A prestigious annual award named after him, the Edric Connor Inspiration Award, is made annually in his honour in the Screen Nation Film and Television Awards. It was won by Joseph Marcell in 2012 and in 2011 by Trevor MacDonald, with other previous winners including Moira Stuart (2007), Mona Hammond (2006) and Lenny Henry (2002). In 2014 the award was posthumously given to Felix Dexter.

His name is also associated with the Edric Connor Trailblazer Award, of which a notable winner in 2003 was Rudolph Walker (who, coincidentally, in 1989, like Connor before him, also played Gower in Shakespeare's Pericles).

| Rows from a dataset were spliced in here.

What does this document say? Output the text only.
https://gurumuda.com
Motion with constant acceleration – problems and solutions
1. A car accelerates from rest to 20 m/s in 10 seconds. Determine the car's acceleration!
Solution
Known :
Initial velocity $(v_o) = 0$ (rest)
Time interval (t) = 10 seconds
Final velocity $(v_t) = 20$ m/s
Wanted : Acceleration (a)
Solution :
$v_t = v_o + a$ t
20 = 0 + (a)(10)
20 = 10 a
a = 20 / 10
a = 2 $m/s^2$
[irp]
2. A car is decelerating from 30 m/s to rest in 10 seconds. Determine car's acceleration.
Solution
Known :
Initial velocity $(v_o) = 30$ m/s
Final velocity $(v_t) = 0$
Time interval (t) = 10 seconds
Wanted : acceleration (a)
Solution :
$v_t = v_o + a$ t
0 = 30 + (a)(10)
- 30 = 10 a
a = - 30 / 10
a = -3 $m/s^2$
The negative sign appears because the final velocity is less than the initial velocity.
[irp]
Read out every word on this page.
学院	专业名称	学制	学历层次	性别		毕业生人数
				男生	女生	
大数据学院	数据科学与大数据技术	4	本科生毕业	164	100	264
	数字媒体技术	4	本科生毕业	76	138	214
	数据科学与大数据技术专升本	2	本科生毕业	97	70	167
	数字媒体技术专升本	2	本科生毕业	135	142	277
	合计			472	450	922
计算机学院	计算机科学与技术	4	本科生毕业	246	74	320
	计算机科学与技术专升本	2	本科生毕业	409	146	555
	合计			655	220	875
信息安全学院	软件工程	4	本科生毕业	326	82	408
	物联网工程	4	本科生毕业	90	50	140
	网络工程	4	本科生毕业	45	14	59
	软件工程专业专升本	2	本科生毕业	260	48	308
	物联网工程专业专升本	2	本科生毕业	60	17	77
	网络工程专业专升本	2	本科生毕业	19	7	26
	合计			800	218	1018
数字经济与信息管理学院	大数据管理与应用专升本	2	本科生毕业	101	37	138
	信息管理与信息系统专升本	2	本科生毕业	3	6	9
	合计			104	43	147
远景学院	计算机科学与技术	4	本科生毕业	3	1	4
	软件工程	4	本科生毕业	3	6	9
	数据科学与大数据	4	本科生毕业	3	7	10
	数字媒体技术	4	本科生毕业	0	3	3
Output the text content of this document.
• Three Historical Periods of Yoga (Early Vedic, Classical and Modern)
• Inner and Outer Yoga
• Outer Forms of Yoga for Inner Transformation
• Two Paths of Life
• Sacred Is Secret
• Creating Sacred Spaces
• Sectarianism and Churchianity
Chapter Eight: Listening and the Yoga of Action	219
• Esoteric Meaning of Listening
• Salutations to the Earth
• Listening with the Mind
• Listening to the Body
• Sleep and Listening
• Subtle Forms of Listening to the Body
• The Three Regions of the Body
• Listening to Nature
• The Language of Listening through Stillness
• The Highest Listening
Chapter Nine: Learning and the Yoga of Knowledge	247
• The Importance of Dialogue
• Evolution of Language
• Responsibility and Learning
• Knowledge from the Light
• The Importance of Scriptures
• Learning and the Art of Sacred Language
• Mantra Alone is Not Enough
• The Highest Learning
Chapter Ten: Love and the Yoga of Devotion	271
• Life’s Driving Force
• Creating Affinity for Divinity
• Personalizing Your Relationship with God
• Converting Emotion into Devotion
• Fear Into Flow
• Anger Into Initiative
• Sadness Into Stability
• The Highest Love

Connor's "Manchester United Calypso" can still regularly be heard on the terraces at Old Trafford.

==Filmography==

| Year | Title | Role | Notes |
|---|---|---|---|
| 1951 | Cry, the Beloved Country | John Kumalo |  |
| 1954 | West of Zanzibar | Ushingo |  |
| 1956 | Moby Dick | Daggoo |  |
| 1957 | Fire Down Below | Jimmy Jean |  |
| 1957 | Seven Thunders | Abou |  |
| 1958 | The Vikings | Sandpiper |  |
| 1958 | Virgin Island | Captain Jason | (US: Our Virgin Island) |
| 1958 | The Roots of Heaven | Waitari |  |
| 1961 | King of Kings | Balthazar |  |
| 1963 | 4 for Texas | Prince George |  |
| 1968 | Only When I Larf | Awana |  |
| 1968 | Nobody Runs Forever | Julius | (final film role) |

==Selected discography==
Edric Connor and the Caribbeans
- Songs From Jamaica (Argo Records, 1954)
Edric Connor and the Southlanders
- Songs from Trinidad (Argo, 1955)
- Calypso (1955)
Edric Connor with Ken Jones and His Music
- "Manchester United Calypso" (Watterson–Jones)/ "Yorumba Highlife" (Oriole, 1957)

==Bibliography==
- The Edric Connor Collection of West Indian Spiritual and Folk Tunes, arranged for voice and piano, Boosey & Hawkes, 1945.
- Horizons: The Life and Times of Edric Connor 1913–1968, an autobiography; with foreword by George Lamming and introduction by Bridget Brereton and Gordon Rohlehr (Kingston, Jamaica: Ian Randle Publishers, 2007).